By IANS/RIA Novosti,
Tehran: An Iranian government spokesman has dismissed a media report that claimed President Mahmoud Ahmadinejad could face 74 lashes for breaking the country’s election rules.
A British daily reported that Iran’s Guardian Council, a constitutional watchdog run by senior clerics, would seek possible charges against the president, after he accompanied his chief of staff Esfandiar Rahim Mashaei when Mashaei registered as a candidate for Iran’s June 14 presidential election.
The Council claims that by doing so, Ahmadinejad tried to promote his protégé Mashaei as his successor. Iran’s constitution bans the incumbent president from supporting a successor.
Footage of the two men together during Mashaei’s registration was broadcast by Iranian state television. If convicted, Ahmadinejad could face 74 lashes or six months behind bars, the British daily said.
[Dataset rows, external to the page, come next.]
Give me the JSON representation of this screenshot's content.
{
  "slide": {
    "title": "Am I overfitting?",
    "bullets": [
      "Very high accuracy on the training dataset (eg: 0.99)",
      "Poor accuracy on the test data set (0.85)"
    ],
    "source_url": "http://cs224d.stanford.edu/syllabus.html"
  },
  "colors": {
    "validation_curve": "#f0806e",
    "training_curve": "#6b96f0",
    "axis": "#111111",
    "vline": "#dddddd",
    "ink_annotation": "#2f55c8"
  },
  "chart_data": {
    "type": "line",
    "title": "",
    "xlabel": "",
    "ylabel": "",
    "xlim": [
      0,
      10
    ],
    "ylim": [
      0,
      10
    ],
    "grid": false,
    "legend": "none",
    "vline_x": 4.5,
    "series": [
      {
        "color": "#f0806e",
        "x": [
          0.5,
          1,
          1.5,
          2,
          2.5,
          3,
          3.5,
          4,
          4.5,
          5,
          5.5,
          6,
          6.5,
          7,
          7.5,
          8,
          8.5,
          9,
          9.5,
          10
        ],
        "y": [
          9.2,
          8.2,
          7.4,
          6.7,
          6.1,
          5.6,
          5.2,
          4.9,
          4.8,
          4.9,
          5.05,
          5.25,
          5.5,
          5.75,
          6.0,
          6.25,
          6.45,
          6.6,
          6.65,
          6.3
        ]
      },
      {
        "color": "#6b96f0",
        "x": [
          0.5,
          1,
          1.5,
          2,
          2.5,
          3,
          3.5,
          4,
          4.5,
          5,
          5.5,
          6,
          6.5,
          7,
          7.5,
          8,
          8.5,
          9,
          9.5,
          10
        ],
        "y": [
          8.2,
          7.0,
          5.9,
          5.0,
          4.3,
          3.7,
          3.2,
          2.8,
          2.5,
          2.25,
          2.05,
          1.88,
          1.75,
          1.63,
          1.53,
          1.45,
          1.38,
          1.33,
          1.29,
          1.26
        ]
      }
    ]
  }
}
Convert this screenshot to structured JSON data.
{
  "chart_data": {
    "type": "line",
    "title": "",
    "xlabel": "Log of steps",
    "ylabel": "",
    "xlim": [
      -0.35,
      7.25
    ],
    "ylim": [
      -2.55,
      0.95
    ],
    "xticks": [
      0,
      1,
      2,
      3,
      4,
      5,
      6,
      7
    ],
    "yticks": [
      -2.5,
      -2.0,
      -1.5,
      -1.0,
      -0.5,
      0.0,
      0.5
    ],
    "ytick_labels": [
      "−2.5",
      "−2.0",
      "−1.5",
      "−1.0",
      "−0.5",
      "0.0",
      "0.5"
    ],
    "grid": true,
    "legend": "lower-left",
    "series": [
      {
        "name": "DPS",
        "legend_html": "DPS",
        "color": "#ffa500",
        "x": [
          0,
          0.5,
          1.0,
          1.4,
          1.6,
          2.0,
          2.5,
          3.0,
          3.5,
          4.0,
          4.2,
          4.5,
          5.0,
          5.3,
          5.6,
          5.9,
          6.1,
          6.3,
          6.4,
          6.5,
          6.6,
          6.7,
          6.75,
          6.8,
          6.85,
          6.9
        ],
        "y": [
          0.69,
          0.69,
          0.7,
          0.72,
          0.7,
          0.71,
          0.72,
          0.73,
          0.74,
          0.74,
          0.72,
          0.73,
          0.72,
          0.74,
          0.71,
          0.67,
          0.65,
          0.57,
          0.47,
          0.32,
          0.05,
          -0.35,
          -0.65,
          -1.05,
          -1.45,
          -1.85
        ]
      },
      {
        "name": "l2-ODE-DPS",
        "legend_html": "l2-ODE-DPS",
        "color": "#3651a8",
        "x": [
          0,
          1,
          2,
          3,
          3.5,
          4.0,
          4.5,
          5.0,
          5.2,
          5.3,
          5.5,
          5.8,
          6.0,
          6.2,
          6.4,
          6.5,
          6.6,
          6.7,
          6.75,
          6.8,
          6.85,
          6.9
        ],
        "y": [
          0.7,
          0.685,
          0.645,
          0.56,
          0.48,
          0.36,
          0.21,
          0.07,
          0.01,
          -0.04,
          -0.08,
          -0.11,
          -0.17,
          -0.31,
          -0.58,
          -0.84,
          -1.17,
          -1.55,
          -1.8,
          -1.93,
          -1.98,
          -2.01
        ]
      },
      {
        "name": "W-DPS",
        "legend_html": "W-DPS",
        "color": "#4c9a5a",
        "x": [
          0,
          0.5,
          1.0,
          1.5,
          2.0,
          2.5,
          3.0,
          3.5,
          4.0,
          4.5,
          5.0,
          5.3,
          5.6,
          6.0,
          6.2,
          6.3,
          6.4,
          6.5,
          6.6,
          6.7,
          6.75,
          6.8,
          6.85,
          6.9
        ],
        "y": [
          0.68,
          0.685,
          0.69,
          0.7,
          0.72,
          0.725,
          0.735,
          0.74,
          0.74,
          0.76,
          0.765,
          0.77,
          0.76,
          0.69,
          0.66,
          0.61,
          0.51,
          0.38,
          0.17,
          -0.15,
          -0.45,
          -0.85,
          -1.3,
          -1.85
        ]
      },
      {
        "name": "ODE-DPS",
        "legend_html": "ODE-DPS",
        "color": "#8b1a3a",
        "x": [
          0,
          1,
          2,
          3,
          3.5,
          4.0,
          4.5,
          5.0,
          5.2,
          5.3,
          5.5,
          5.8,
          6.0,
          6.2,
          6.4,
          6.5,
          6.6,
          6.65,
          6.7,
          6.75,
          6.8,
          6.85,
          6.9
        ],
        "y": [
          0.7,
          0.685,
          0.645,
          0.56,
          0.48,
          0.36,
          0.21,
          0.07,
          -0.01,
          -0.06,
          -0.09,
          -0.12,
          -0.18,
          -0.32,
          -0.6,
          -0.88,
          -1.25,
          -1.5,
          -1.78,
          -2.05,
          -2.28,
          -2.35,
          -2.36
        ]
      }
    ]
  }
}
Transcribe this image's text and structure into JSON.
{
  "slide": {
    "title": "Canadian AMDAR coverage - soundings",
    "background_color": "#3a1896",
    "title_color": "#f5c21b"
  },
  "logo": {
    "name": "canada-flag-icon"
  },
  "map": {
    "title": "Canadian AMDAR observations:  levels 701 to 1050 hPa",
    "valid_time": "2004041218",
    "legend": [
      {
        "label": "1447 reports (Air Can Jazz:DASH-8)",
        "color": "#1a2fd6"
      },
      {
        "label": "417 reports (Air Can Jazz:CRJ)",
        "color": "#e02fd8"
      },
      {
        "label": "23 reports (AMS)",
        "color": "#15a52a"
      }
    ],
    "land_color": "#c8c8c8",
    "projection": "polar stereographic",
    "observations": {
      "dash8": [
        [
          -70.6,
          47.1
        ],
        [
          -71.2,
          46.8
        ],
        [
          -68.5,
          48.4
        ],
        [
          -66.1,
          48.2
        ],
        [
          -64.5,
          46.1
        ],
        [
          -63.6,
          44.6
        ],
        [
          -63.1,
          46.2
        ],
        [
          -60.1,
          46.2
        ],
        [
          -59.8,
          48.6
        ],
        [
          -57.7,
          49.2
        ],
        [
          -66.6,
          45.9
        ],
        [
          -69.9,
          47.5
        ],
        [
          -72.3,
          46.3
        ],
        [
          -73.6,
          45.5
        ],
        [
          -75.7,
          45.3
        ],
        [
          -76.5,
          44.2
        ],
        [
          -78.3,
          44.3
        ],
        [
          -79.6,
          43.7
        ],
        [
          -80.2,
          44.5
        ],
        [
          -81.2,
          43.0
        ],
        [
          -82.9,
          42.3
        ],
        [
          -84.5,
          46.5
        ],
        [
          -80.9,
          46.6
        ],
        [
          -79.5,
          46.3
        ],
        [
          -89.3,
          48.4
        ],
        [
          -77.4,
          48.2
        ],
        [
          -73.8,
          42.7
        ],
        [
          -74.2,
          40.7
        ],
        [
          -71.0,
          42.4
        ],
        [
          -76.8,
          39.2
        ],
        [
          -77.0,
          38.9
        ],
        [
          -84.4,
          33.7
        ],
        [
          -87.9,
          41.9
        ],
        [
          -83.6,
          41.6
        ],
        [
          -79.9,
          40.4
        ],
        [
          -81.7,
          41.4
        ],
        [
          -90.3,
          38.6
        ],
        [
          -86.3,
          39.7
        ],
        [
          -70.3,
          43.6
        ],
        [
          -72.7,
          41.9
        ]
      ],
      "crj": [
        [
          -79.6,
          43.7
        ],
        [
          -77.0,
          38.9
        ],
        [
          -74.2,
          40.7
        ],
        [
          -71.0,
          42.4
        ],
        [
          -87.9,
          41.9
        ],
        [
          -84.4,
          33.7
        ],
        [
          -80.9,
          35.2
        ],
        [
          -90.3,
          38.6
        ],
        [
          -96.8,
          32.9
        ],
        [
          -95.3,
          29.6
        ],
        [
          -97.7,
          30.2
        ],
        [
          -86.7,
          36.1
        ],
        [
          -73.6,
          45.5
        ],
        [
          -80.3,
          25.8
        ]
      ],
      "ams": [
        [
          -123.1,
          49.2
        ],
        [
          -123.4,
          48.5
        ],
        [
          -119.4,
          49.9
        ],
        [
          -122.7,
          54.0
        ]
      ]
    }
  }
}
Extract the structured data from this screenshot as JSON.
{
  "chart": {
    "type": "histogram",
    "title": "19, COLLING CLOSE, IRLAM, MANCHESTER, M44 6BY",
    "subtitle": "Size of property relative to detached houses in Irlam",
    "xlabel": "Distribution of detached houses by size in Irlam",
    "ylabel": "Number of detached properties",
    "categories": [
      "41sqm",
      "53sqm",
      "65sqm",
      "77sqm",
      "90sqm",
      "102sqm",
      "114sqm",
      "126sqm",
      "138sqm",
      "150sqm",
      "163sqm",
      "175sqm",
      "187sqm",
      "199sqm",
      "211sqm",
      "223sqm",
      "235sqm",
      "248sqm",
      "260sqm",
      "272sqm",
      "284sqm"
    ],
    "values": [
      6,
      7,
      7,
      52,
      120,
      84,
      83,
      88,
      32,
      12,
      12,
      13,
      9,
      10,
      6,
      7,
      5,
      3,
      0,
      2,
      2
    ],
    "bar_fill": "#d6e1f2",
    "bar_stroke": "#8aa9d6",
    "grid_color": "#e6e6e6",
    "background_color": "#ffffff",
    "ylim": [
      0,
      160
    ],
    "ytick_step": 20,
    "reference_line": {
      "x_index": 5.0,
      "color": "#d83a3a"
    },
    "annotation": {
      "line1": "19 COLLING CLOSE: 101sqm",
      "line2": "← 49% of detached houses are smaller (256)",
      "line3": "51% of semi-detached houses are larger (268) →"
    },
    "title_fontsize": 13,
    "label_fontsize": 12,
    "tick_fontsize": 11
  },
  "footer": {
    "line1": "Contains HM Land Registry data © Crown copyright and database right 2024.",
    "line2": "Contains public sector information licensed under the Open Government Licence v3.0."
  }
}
However, according to the official IRNA news agency, spokesman Gholam-Hossein Elham said the president did not break election rules as he attended the registration of candidates as an individual and not as the country’s leader.
Elham also claimed that according to the law, the election campaign in Iran only officially starts after candidates are approved by the Guardian Council.
A total of 686 candidates have registered for Iran’s forthcoming presidential election, the country’s Interior Minister Mustafa Mohammad-Najjar said.
Among them is former president Akbar Hashemi Rafsanjani, 78, a leading reformer.
The Guardian Council is expected to decide on the eligibility of candidates by May 23. The official election campaign will end June 12.
The Iranian president is elected for a four-year term in a national election.
Ahmadinejad is not running, as the constitution bars him from seeking a third term in office.